DevFish's Tips to Surviving and/or Winning a Hackathon

DEVFISH'S DEVELOPER CHECKLIST FOR HACKATHON ATTENDEES

  • Bring your own PowerStrip. I love squids cause the fit all the funky power supplies we all have.  Yeah, sure, the organizers will have enough, power strips, right.  But you'll have two laptops, a phone charger, and lord knows what else.
  • Bring energy food.   Typically the food served is carb heavy crud (read nap time).  Gotta keep the energy up.
  • Don't like coffee or water?  Bring your own beverages.   Stock up on whatever beverage you like and keep some in a cooler in the car.
  • Bring business cards.   You will make new contacts.  Who knows what an event like this can lead to.  Networking is key benefit to an event like a hackathon.
  • Hackathons are noisy, bring some headphones and some think music.
  • Wireless internet will probably die at a hackathon. Bring your own Internet access, like a cell-carrier mobile access point (ala mifi or whatever) or even better a Windows Phone that can serveas a wireless access point
  • Wear comfy clothes.  Wear socks.  Yes, your feet smell.
  • The place could be cold, have a sweatshirt
  • Come in with a couple friends and have a team formed ahead of time. It can be frustrating to hunt for teammates at a hackathon.  I used to get picked last at recess, it sucks.

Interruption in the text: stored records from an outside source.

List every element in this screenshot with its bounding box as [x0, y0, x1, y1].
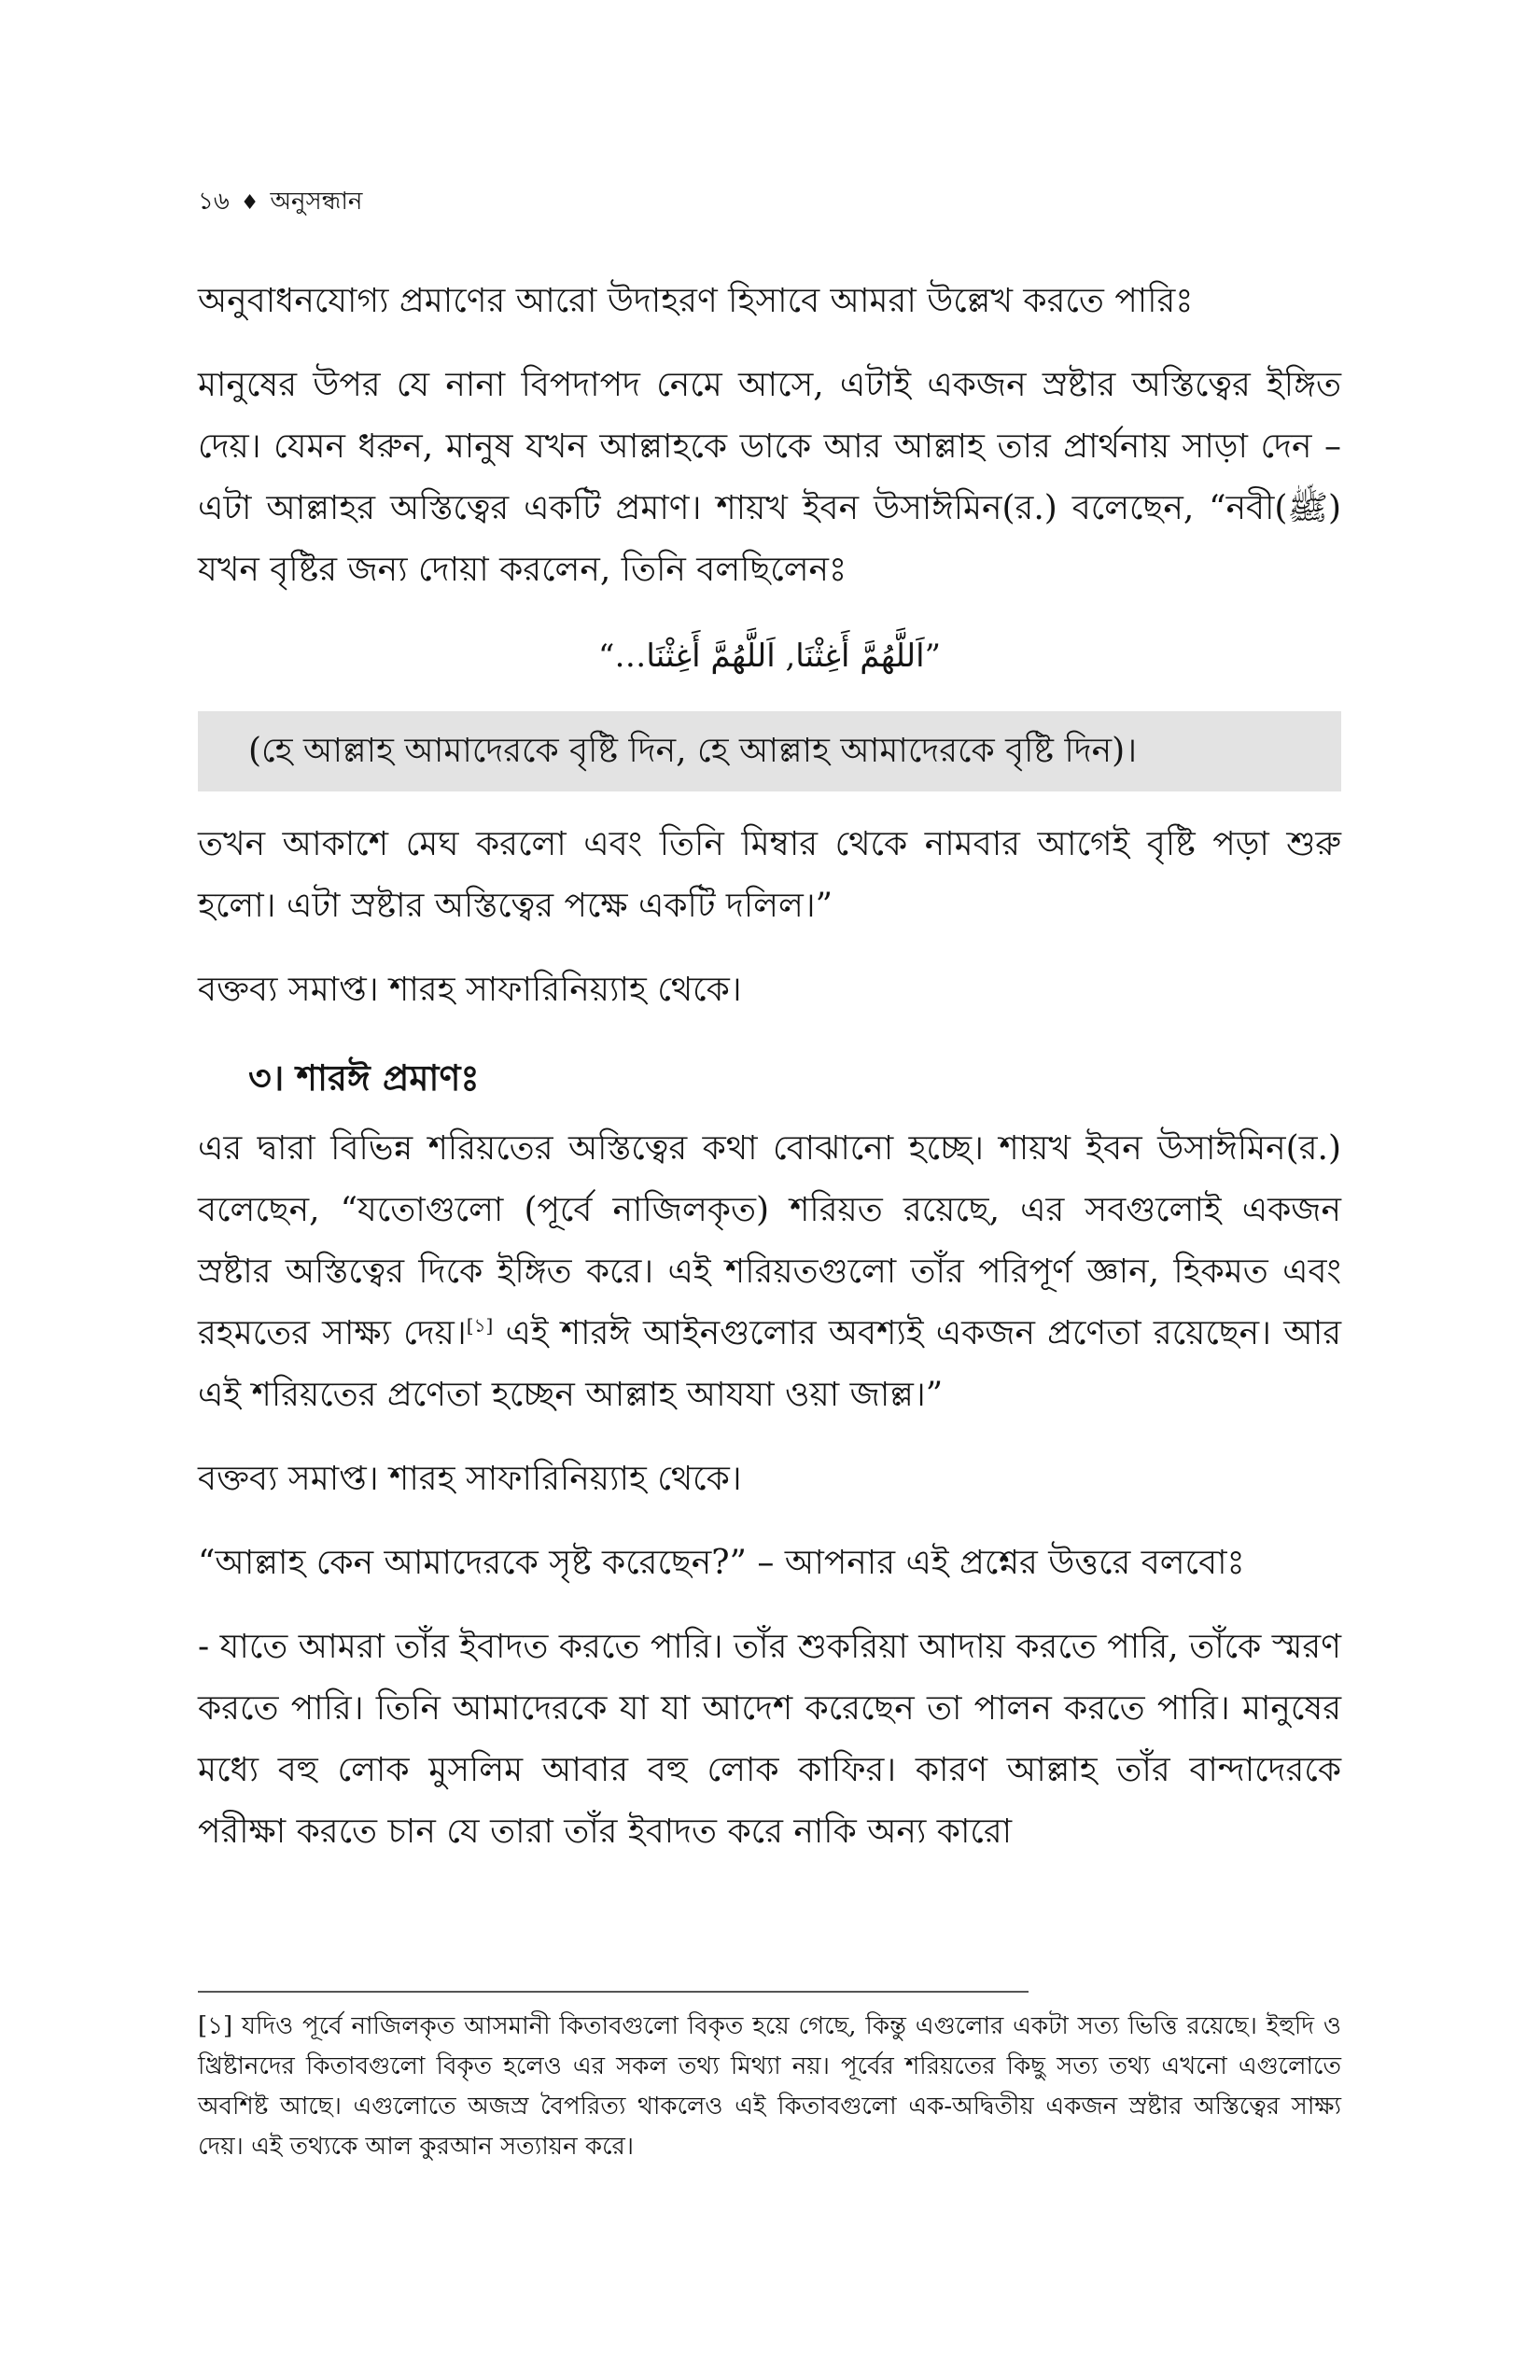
page-number: ১৬ [198, 188, 230, 216]
translation-text: (হে আল্লাহ আমাদেরকে বৃষ্টি দিন, হে আল্লাহ আমাদেরকে বৃষ্টি দিন)। [248, 732, 1138, 770]
running-header [198, 185, 362, 220]
calamity-paragraph: মানুষের উপর যে নানা বিপদাপদ নেমে আসে, এটাই একজন স্রষ্টার অস্তিত্বের ইঙ্গিত দেয়। যেমন ধরুন, মানুষ যখন আল্লাহকে ডাকে আর আল্লাহ তার প্রার্থনায় সাড়া দেন – এটা আল্লাহর অস্তিত্বের একটি প্রমাণ। শায়খ ইবন উসাঈমিন(র.) বলেছেন, “নবী(ﷺ) যখন বৃষ্টির জন্য দোয়া করলেন, তিনি বলছিলেনঃ [198, 366, 1341, 589]
section-heading: ৩। শারঈ প্রমাণঃ [248, 1057, 480, 1099]
shariah-text-part1: এর দ্বারা বিভিন্ন শরিয়তের অস্তিত্বের কথা বোঝানো হচ্ছে। শায়খ ইবন উসাঈমিন(র.) বলেছেন, “যতোগুলো (পূর্বে নাজিলকৃত) শরিয়ত রয়েছে, এর সবগুলোই একজন স্রষ্টার অস্তিত্বের দিকে ইঙ্গিত করে। এই শরিয়তগুলো তাঁর পরিপূর্ণ জ্ঞান, হিকমত এবং রহমতের সাক্ষ্য দেয়। [198, 1129, 1341, 1352]
book-page [198, 0, 1341, 2380]
shariah-paragraph [198, 1118, 1341, 1426]
rain-paragraph: তখন আকাশে মেঘ করলো এবং তিনি মিম্বার থেকে নামবার আগেই বৃষ্টি পড়া শুরু হলো। এটা স্রষ্টার অস্তিত্বের পক্ষে একটি দলিল।” [198, 825, 1341, 925]
arabic-supplication: ”اَللَّهُمَّ أَغِثْنَا, اَللَّهُمَّ أَغِثْنَا…“ [598, 637, 941, 675]
diamond-separator-icon: ♦ [240, 191, 259, 215]
footnote-reference[interactable]: [১] [466, 1314, 494, 1337]
question-paragraph: “আল্লাহ কেন আমাদেরকে সৃষ্ট করেছেন?” – আপনার এই প্রশ্নের উত্তরে বলবোঃ [198, 1544, 1245, 1582]
footnote-divider [198, 1991, 1029, 1993]
footnote [198, 2007, 1341, 2167]
translation-highlight-box [198, 711, 1341, 791]
intro-paragraph: অনুবাধনযোগ্য প্রমাণের আরো উদাহরণ হিসাবে আমরা উল্লেখ করতে পারিঃ [198, 282, 1194, 320]
citation-line: বক্তব্য সমাপ্ত। শারহ সাফারিনিয়্যাহ থেকে। [198, 971, 742, 1009]
footnote-marker: [১] [198, 2012, 233, 2040]
answer-paragraph: - যাতে আমরা তাঁর ইবাদত করতে পারি। তাঁর শুকরিয়া আদায় করতে পারি, তাঁকে স্মরণ করতে পারি। তিনি আমাদেরকে যা যা আদেশ করেছেন তা পালন করতে পারি। মানুষের মধ্যে বহু লোক মুসলিম আবার বহু লোক কাফির। কারণ আল্লাহ তাঁর বান্দাদেরকে পরীক্ষা করতে চান যে তারা তাঁর ইবাদত করে নাকি অন্য কারো [198, 1628, 1341, 1851]
book-title: অনুসন্ধান [270, 188, 363, 216]
citation-line-2: বক্তব্য সমাপ্ত। শারহ সাফারিনিয়্যাহ থেকে। [198, 1460, 742, 1498]
footnote-text: যদিও পূর্বে নাজিলকৃত আসমানী কিতাবগুলো বিকৃত হয়ে গেছে, কিন্তু এগুলোর একটা সত্য ভিত্তি রয়েছে। ইহুদি ও খ্রিষ্টানদের কিতাবগুলো বিকৃত হলেও এর সকল তথ্য মিথ্যা নয়। পূর্বের শরিয়তের কিছু সত্য তথ্য এখনো এগুলোতে অবশিষ্ট আছে। এগুলোতে অজস্র বৈপরিত্য থাকলেও এই কিতাবগুলো এক-অদ্বিতীয় একজন স্রষ্টার অস্তিত্বের সাক্ষ্য দেয়। এই তথ্যকে আল কুরআন সত্যায়ন করে। [198, 2012, 1341, 2161]
shariah-text-part2: এই শারঈ আইনগুলোর অবশ্যই একজন প্রণেতা রয়েছেন। আর এই শরিয়তের প্রণেতা হচ্ছেন আল্লাহ আযযা ওয়া জাল্ল।” [198, 1314, 1342, 1414]
main-text [198, 271, 1341, 1885]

  • Bring a designer - decent graphics by a real designer will smoke away visually anything done by normal developers.  Bring toys for the designer so when they get tired of devtalk they have someplace to hide.

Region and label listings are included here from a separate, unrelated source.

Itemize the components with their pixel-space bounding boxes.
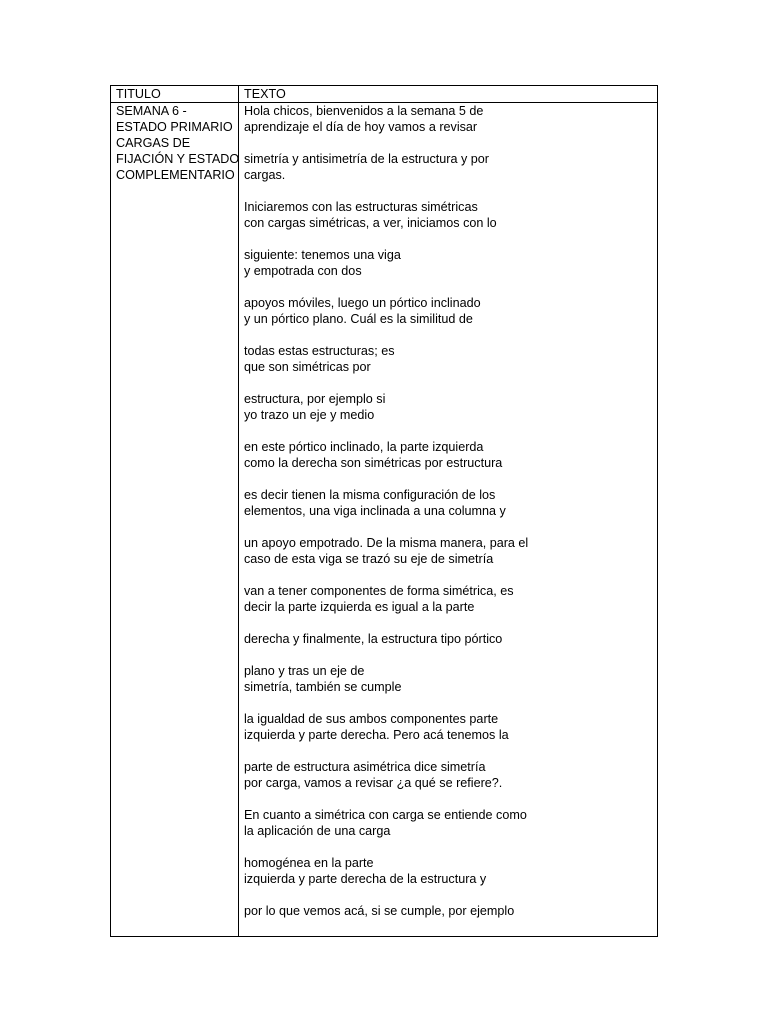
paragraph xyxy=(244,711,657,743)
paragraph xyxy=(244,855,657,887)
paragraph xyxy=(244,583,657,615)
paragraph xyxy=(244,391,657,423)
header-titulo: TITULO xyxy=(111,86,239,103)
content-row xyxy=(111,103,658,937)
text-line: un apoyo empotrado. De la misma manera, para el xyxy=(244,536,529,550)
header-row xyxy=(111,86,658,103)
text-line: siguiente: tenemos una viga xyxy=(244,248,401,262)
text-line: simetría y antisimetría de la estructura y por xyxy=(244,152,489,166)
paragraph xyxy=(244,759,657,791)
title-line: SEMANA 6 - xyxy=(116,104,187,118)
paragraph xyxy=(244,631,657,647)
text-line: que son simétricas por xyxy=(244,360,371,374)
paragraph xyxy=(244,535,657,567)
text-line: cargas. xyxy=(244,168,286,182)
text-line: yo trazo un eje y medio xyxy=(244,408,375,422)
text-line: por carga, vamos a revisar ¿a qué se refiere?. xyxy=(244,776,503,790)
paragraph xyxy=(244,343,657,375)
paragraph xyxy=(244,199,657,231)
text-line: caso de esta viga se trazó su eje de simetría xyxy=(244,552,494,566)
title-line: ESTADO PRIMARIO xyxy=(116,120,233,134)
text-line: simetría, también se cumple xyxy=(244,680,402,694)
paragraph xyxy=(244,151,657,183)
text-line: Hola chicos, bienvenidos a la semana 5 de xyxy=(244,104,484,118)
text-line: es decir tienen la misma configuración de los xyxy=(244,488,496,502)
text-line: con cargas simétricas, a ver, iniciamos con lo xyxy=(244,216,497,230)
paragraph xyxy=(244,439,657,471)
header-texto: TEXTO xyxy=(239,86,658,103)
text-line: estructura, por ejemplo si xyxy=(244,392,386,406)
text-line: En cuanto a simétrica con carga se entiende como xyxy=(244,808,527,822)
text-line: decir la parte izquierda es igual a la parte xyxy=(244,600,475,614)
paragraph xyxy=(244,487,657,519)
text-line: homogénea en la parte xyxy=(244,856,374,870)
paragraph xyxy=(244,295,657,327)
text-line: aprendizaje el día de hoy vamos a revisar xyxy=(244,120,478,134)
text-line: la igualdad de sus ambos componentes parte xyxy=(244,712,499,726)
paragraph xyxy=(244,247,657,279)
title-line: COMPLEMENTARIO xyxy=(116,168,235,182)
text-line: en este pórtico inclinado, la parte izquierda xyxy=(244,440,484,454)
text-line: Iniciaremos con las estructuras simétricas xyxy=(244,200,478,214)
title-line: FIJACIÓN Y ESTADO xyxy=(116,152,240,166)
paragraph xyxy=(244,903,657,919)
title-line: CARGAS DE xyxy=(116,136,191,150)
paragraph xyxy=(244,807,657,839)
text-line: apoyos móviles, luego un pórtico inclinado xyxy=(244,296,481,310)
text-line: la aplicación de una carga xyxy=(244,824,391,838)
text-line: parte de estructura asimétrica dice simetría xyxy=(244,760,486,774)
document-table xyxy=(110,85,658,937)
paragraph xyxy=(244,103,657,135)
text-line: por lo que vemos acá, si se cumple, por ejemplo xyxy=(244,904,515,918)
text-line: y empotrada con dos xyxy=(244,264,362,278)
text-cell xyxy=(239,103,658,937)
title-cell xyxy=(111,103,239,937)
text-line: y un pórtico plano. Cuál es la similitud de xyxy=(244,312,473,326)
text-line: elementos, una viga inclinada a una columna y xyxy=(244,504,506,518)
text-line: van a tener componentes de forma simétrica, es xyxy=(244,584,514,598)
text-line: como la derecha son simétricas por estructura xyxy=(244,456,503,470)
text-line: todas estas estructuras; es xyxy=(244,344,395,358)
text-line: izquierda y parte derecha de la estructura y xyxy=(244,872,487,886)
text-line: derecha y finalmente, la estructura tipo pórtico xyxy=(244,632,503,646)
paragraph xyxy=(244,663,657,695)
text-line: izquierda y parte derecha. Pero acá tenemos la xyxy=(244,728,509,742)
text-line: plano y tras un eje de xyxy=(244,664,365,678)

  • Game plan - once your team is formed, work out your gameplan.  Assign responsibilities and work items.  Setup a timeframe.  Stick someone with the managerial/monitoring/coordination duties.
  • Bring some paper stencils or a small whiteboard to work with. I like the MerryCode stencils
  • Bring a pen or two to sketch with. Really, yes. Check your bag now.
  • Pre-deploy a web/cloud service for use in your project.   Good starting point is setting up something like Azure with WebAPI site setup and ready to go with base services before you get there. This will save you a ton of time. Have echo, postsomething, and hello working. Time saver, why not do it ahead of time
  • Have a simple Windows Phone / Win8 / Web Template (or whatever) project ready to go to access those web/cloud services ahead of the game. Have echo, postsomething, and hello services being consumed. Again, a time saver
  •  Map out good resources you can leverage, such as starter kits, graphics, and audio resources . Don't want to spent a ton of time hunting.  https://dfwiki.devfish.net has some goodies to help you.  Search around
  • Know the judges.   Find out what they are looking for.  Do this early.  Tailor your project to the judges if your goal is to win.
  • Pick a spokesperson.   They're going to have around 5 minutes to present your project.  Make sure they're good.
  • Bring a toothbrush and deo - a change of clothes, and varoius other personal goods if its overnight event.  Pillow and sleeping bag help for naps but sleep really isn't recommended.